In particular, we can use the usual chain-rule of ordinary calculus to evaluate this derivative, and we get $$ \left.\frac{d}{dt}(f\circ\varphi^{-1}\circ\varphi\circ\gamma)\right|_{t=t_0}=\frac{\partial(f\circ\varphi^{-1})}{\partial x^\mu}\frac{d (x^\mu\circ\gamma)}{d t}=\frac{\partial f}{\partial x^\mu}\frac{d x^\mu}{dt}, $$ where 1) all derivatives are evalued where needed, 2) in the last equation we did a massive abuse of notation once again, 3) the summation convention is in effect.

But this is of cource $v(f)$, so we can "decouple" $f$ from this, and write $v$ as $$ v=\frac{d x^\mu}{dt}\frac{\partial}{\partial x^\mu}. $$ Once again, the $t$-derivative is evaluated at the correct place, and we note that rigorously, $\partial/\partial x^\mu$ is not a partial derivative, but a derivation that acts by taking the partial derivative of the function's $x$-coordinate representation (!!!) (so $\partial/\partial x^\mu$ acts on $f$, but the actual partial derivatives act on $f\circ\varphi^{-1}$). Here we can write $$ v=v^\mu\frac{\partial}{\partial x^\mu}, $$ where $v^\mu=dx^\mu/dt|_{t=t_0}$ and we call the $v^\mu$ the components of $v$ in the chart $\varphi$.

We can also check that $$ \frac{\partial}{\partial x^\mu}(x^\nu)=\frac{\partial (x^\nu\circ\varphi^{-1})}{\partial x^\mu}=\delta^\nu_\mu, $$ so we have $$ v^\nu=v(x^\nu). $$

We can then ask what are the components of $v$ with respect to the coordinates $y$? We evaluate $$ v(y^\nu)=v^\mu\frac{\partial}{\partial x^\mu}(y^\nu)=v^\mu\frac{\partial(y^\nu\circ\varphi^{-1})}{\partial x^\mu}=v^\mu\frac{\partial y^\nu}{\partial x^\mu}, $$ where the last equation is - essentially an abuse of notation.


Recall that if $X$ is a vector space with basis $(e_1,\ldots,e_n)$ and corresponding dual basis $(e^1,\ldots,e^n)$, then $w = e^i(w)e_i$, for all $w\in X$.

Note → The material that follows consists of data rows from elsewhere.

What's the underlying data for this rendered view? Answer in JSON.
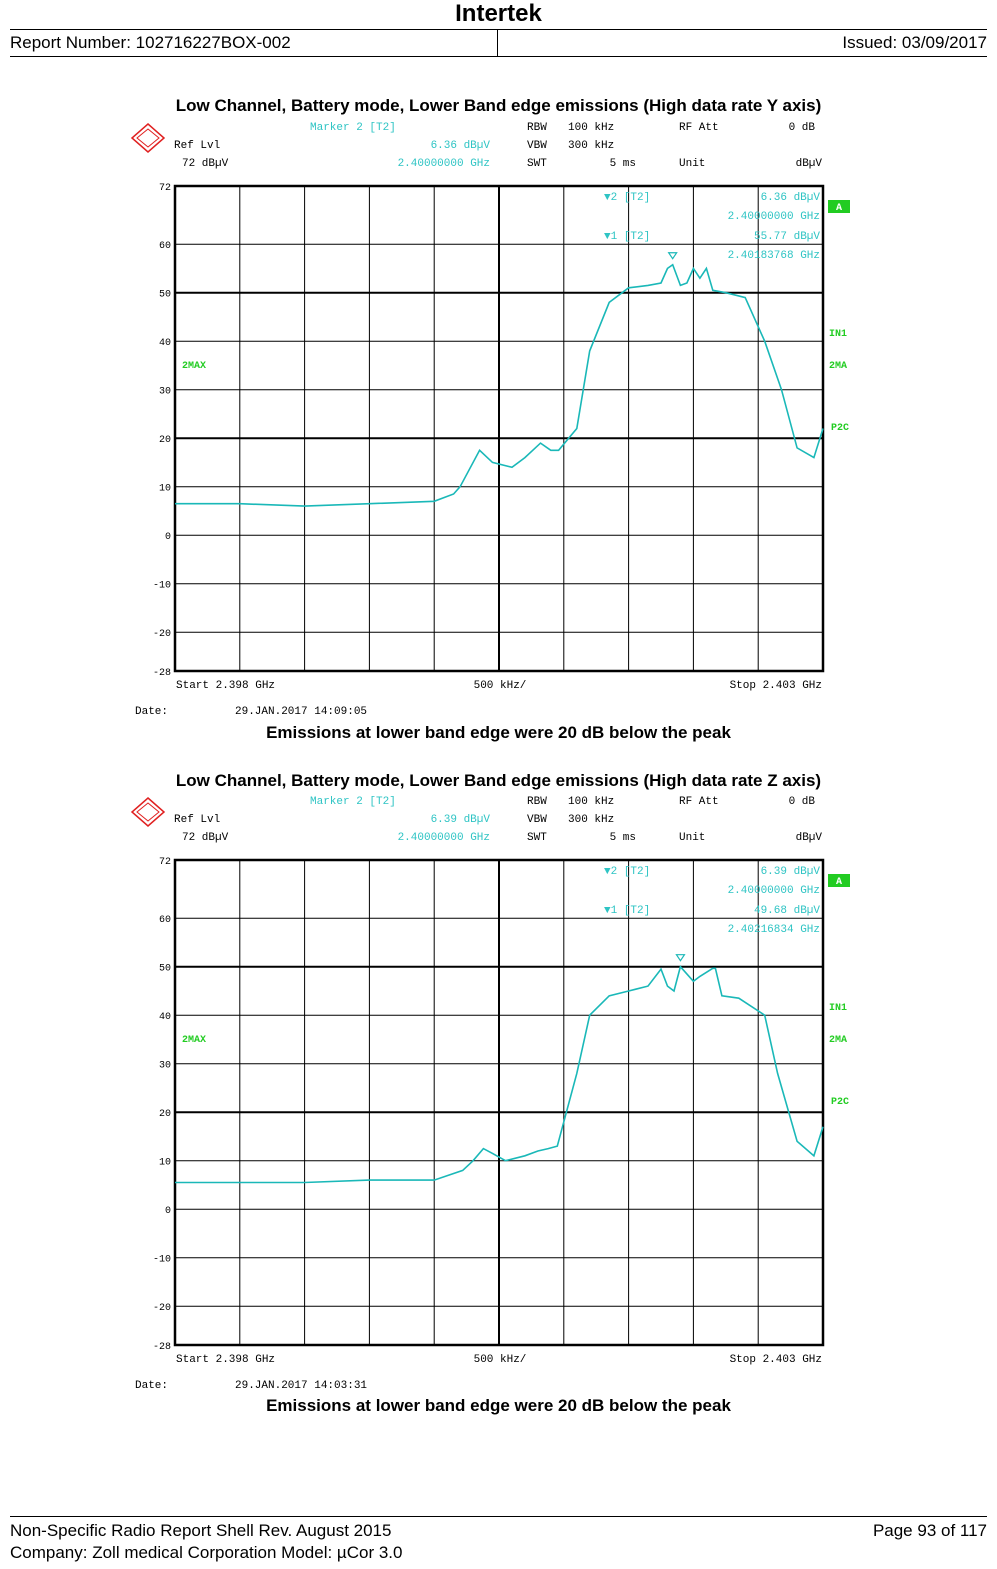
{
  "header": {
    "company": "Intertek",
    "report_number": "Report Number: 102716227BOX-002",
    "issued": "Issued: 03/09/2017"
  },
  "footer": {
    "shell": "Non-Specific Radio Report Shell Rev. August 2015",
    "page": "Page 93 of 117",
    "company": "Company: Zoll medical Corporation Model: µCor 3.0"
  },
  "colors": {
    "trace": "#1ab8b8",
    "grid": "#000000",
    "marker_label": "#2ec4c4",
    "green_label": "#22cc22"
  },
  "plots": [
    {
      "title": "Low Channel, Battery mode, Lower Band edge emissions (High data rate Y axis)",
      "caption": "Emissions at lower band edge were 20 dB below the peak",
      "marker_title": "Marker 2 [T2]",
      "ref_lvl_label": "Ref Lvl",
      "ref_lvl_value": "72 dBµV",
      "marker_level": "6.36 dBµV",
      "marker_freq": "2.40000000 GHz",
      "rbw_label": "RBW",
      "rbw": "100 kHz",
      "vbw_label": "VBW",
      "vbw": "300 kHz",
      "swt_label": "SWT",
      "swt": "5 ms",
      "rfatt_label": "RF Att",
      "rfatt": "0 dB",
      "unit_label": "Unit",
      "unit": "dBµV",
      "m2_label": "▼2 [T2]",
      "m2_level": "6.36 dBµV",
      "m2_freq": "2.40000000 GHz",
      "m1_label": "▼1 [T2]",
      "m1_level": "55.77 dBµV",
      "m1_freq": "2.40183768 GHz",
      "start": "Start 2.398 GHz",
      "span": "500 kHz/",
      "stop": "Stop 2.403 GHz",
      "date_label": "Date:",
      "date": "29.JAN.2017  14:09:05",
      "side_a": "A",
      "side_in1": "IN1",
      "side_2ma": "2MA",
      "side_p2c": "P2C",
      "left_2max": "2MAX",
      "chart_data": {
        "type": "line",
        "xlim": [
          2.398,
          2.403
        ],
        "ylim": [
          -28,
          72
        ],
        "yticks": [
          72,
          60,
          50,
          40,
          30,
          20,
          10,
          0,
          -10,
          -20,
          -28
        ],
        "series": [
          {
            "x": [
              2.398,
              2.3985,
              2.399,
              2.3995,
              2.4,
              2.40015,
              2.4002,
              2.40035,
              2.40045,
              2.4006,
              2.4007,
              2.40082,
              2.4009,
              2.40096,
              2.4011,
              2.4012,
              2.40135,
              2.4015,
              2.40165,
              2.40175,
              2.4018,
              2.40184,
              2.4019,
              2.40195,
              2.402,
              2.40205,
              2.4021,
              2.40215,
              2.40225,
              2.4024,
              2.40255,
              2.40268,
              2.4028,
              2.40293,
              2.403
            ],
            "y": [
              6.5,
              6.5,
              6.0,
              6.5,
              7.0,
              8.5,
              10.0,
              17.5,
              15.0,
              14.0,
              16.0,
              19.0,
              17.5,
              17.5,
              22.0,
              38.0,
              48.0,
              51.0,
              51.5,
              52.0,
              55.0,
              55.77,
              51.5,
              52.0,
              55.0,
              53.0,
              55.0,
              50.5,
              50.0,
              49.0,
              40.0,
              30.0,
              18.0,
              16.0,
              22.0
            ]
          }
        ]
      }
    },
    {
      "title": "Low Channel, Battery mode, Lower Band edge emissions (High data rate Z axis)",
      "caption": "Emissions at lower band edge were 20 dB below the peak",
      "marker_title": "Marker 2 [T2]",
      "ref_lvl_label": "Ref Lvl",
      "ref_lvl_value": "72 dBµV",
      "marker_level": "6.39 dBµV",
      "marker_freq": "2.40000000 GHz",
      "rbw_label": "RBW",
      "rbw": "100 kHz",
      "vbw_label": "VBW",
      "vbw": "300 kHz",
      "swt_label": "SWT",
      "swt": "5 ms",
      "rfatt_label": "RF Att",
      "rfatt": "0 dB",
      "unit_label": "Unit",
      "unit": "dBµV",
      "m2_label": "▼2 [T2]",
      "m2_level": "6.39 dBµV",
      "m2_freq": "2.40000000 GHz",
      "m1_label": "▼1 [T2]",
      "m1_level": "49.68 dBµV",
      "m1_freq": "2.40216834 GHz",
      "start": "Start 2.398 GHz",
      "span": "500 kHz/",
      "stop": "Stop 2.403 GHz",
      "date_label": "Date:",
      "date": "29.JAN.2017  14:03:31",
      "side_a": "A",
      "side_in1": "IN1",
      "side_2ma": "2MA",
      "side_p2c": "P2C",
      "left_2max": "2MAX",
      "chart_data": {
        "type": "line",
        "xlim": [
          2.398,
          2.403
        ],
        "ylim": [
          -28,
          72
        ],
        "yticks": [
          72,
          60,
          50,
          40,
          30,
          20,
          10,
          0,
          -10,
          -20,
          -28
        ],
        "series": [
          {
            "x": [
              2.398,
              2.3985,
              2.399,
              2.3995,
              2.4,
              2.40022,
              2.4003,
              2.40038,
              2.40045,
              2.40055,
              2.4007,
              2.4008,
              2.40088,
              2.40095,
              2.4011,
              2.4012,
              2.40135,
              2.4015,
              2.40165,
              2.40175,
              2.4018,
              2.40185,
              2.4019,
              2.402,
              2.40205,
              2.40215,
              2.40217,
              2.40222,
              2.40235,
              2.40255,
              2.40265,
              2.4028,
              2.40293,
              2.403
            ],
            "y": [
              5.5,
              5.5,
              5.5,
              6.0,
              6.0,
              8.0,
              10.0,
              12.5,
              11.5,
              10.0,
              11.0,
              12.0,
              12.5,
              13.0,
              28.0,
              40.0,
              44.0,
              45.0,
              46.0,
              49.5,
              46.0,
              45.0,
              50.0,
              47.0,
              48.0,
              49.68,
              49.68,
              44.0,
              43.5,
              40.0,
              28.0,
              14.0,
              11.0,
              17.0
            ]
          }
        ]
      }
    }
  ]
}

We apply this for every tangent space of the manifold. The basis is $(\partial/\partial x^1,\ldots,\partial/\partial x^n)$ and the dual is $(dx^1,\ldots,dx^n)$. Meaning that $V^a=dx^a(V)$. Similarly, $V^{'a}=dx^{'a}(V) $. Now, the chain rule says that $$dx^{'a} =\frac{\partial x^{'a}}{\partial x^b} dx^b , $$whence applying it all in $V$ gives$$V^{'a} =\frac{\partial x^{'a}}{\partial x^b} V^b, $$as wanted.